US 12,093,834 B2
Methods and systems for training and validating a perception system
Youval Nehmadi, Nili (IL); Shahar Ben Ezra, Or Yehuda (IL); Shmuel Mangan, Nes Ziona (IL); Mark Wagner, Rehovot (IL); Anna Cohen, Holon (IL); and Itzik Avital, Hod HaSharon (IL)
Assigned to Vaya Vision Sensing Ltd., Or Yehuda (IL)
Appl. No. 17/762,345
Filed by VayaVision Sensing Ltd., Or Yehuda (IL)
PCT Filed Sep. 22, 2020, PCT No. PCT/IL2020/051028
§ 371(c)(1), (2) Date Mar. 21, 2022,
PCT Pub. No. WO2021/053680, PCT Pub. Date Mar. 25, 2021.
Claims priority of provisional application 62/903,846, filed on Sep. 22, 2019.
Prior Publication US 2022/0335729 A1, Oct. 20, 2022
Int. Cl. G06N 3/088 (2023.01); G06V 10/25 (2022.01); G06V 10/764 (2022.01); G06V 10/774 (2022.01); G06V 10/776 (2022.01); G06V 10/82 (2022.01); G06V 20/58 (2022.01)

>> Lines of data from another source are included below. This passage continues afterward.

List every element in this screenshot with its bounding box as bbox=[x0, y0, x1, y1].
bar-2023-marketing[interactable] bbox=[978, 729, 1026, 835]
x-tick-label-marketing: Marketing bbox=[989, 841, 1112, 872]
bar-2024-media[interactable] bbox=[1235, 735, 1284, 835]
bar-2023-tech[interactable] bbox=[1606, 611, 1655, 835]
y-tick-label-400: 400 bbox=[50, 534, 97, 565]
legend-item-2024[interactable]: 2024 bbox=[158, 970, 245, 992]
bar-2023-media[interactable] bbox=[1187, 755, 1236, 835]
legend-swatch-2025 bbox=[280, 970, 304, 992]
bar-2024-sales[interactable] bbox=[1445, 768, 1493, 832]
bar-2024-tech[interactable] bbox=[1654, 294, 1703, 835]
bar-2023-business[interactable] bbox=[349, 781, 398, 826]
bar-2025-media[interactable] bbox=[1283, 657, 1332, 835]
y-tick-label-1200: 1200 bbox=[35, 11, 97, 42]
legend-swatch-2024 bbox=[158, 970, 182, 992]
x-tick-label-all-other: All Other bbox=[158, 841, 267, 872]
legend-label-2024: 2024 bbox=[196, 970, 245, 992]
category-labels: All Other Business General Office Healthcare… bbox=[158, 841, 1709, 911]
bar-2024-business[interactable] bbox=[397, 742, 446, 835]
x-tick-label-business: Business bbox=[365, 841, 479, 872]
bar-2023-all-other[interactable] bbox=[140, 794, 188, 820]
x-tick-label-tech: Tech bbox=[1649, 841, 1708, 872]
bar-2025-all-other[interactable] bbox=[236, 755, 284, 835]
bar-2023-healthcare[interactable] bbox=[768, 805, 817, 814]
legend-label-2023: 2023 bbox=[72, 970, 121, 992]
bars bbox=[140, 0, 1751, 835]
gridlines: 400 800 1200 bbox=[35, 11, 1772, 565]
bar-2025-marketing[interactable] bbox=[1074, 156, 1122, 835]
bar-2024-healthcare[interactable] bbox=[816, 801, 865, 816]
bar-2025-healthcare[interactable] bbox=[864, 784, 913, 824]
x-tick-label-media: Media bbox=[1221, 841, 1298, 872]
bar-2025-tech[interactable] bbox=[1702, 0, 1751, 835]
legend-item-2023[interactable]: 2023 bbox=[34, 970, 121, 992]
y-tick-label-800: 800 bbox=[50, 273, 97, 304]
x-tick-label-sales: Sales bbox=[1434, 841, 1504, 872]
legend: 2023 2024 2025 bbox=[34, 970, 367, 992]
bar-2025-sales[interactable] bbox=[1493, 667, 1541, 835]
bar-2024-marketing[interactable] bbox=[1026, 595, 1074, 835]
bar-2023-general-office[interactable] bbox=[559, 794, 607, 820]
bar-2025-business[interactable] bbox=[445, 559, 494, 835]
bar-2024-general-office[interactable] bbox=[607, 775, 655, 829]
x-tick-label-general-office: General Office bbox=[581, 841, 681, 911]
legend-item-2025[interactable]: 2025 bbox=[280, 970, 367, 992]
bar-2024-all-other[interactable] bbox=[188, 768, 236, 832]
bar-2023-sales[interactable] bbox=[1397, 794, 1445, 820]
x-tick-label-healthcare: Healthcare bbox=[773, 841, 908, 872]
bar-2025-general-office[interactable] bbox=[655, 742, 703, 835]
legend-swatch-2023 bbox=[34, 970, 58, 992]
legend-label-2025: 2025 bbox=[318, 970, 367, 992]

CPC G06N 3/088 (2013.01) [G06V 10/25 (2022.01); G06V 10/764 (2022.01); G06V 10/774 (2022.01); G06V 10/776 (2022.01); G06V 10/82 (2022.01); G06V 20/58 (2022.01)] 20 Claims
OG exemplary drawing
 
1. A computer-implemented method, comprising:
receiving first training signals from a set of reference sensors and receiving second training signals from a set of test sensors, the set of reference sensors and the set of test sensors simultaneously exposed to a common scene;
processing the first training signals to obtain reference images containing reference depth information associated with said scene;
using the second training signals and the reference images to train a neural network for transforming subsequent test signals from the set of test sensors into test images containing inferred depth information, wherein the set of reference sensors comprises at least a first lidar sensor and the set of test sensors comprises at least a second lidar sensor, the first lidar sensor having a higher resolution, a greater range or a wider field of view, than the second lidar sensor.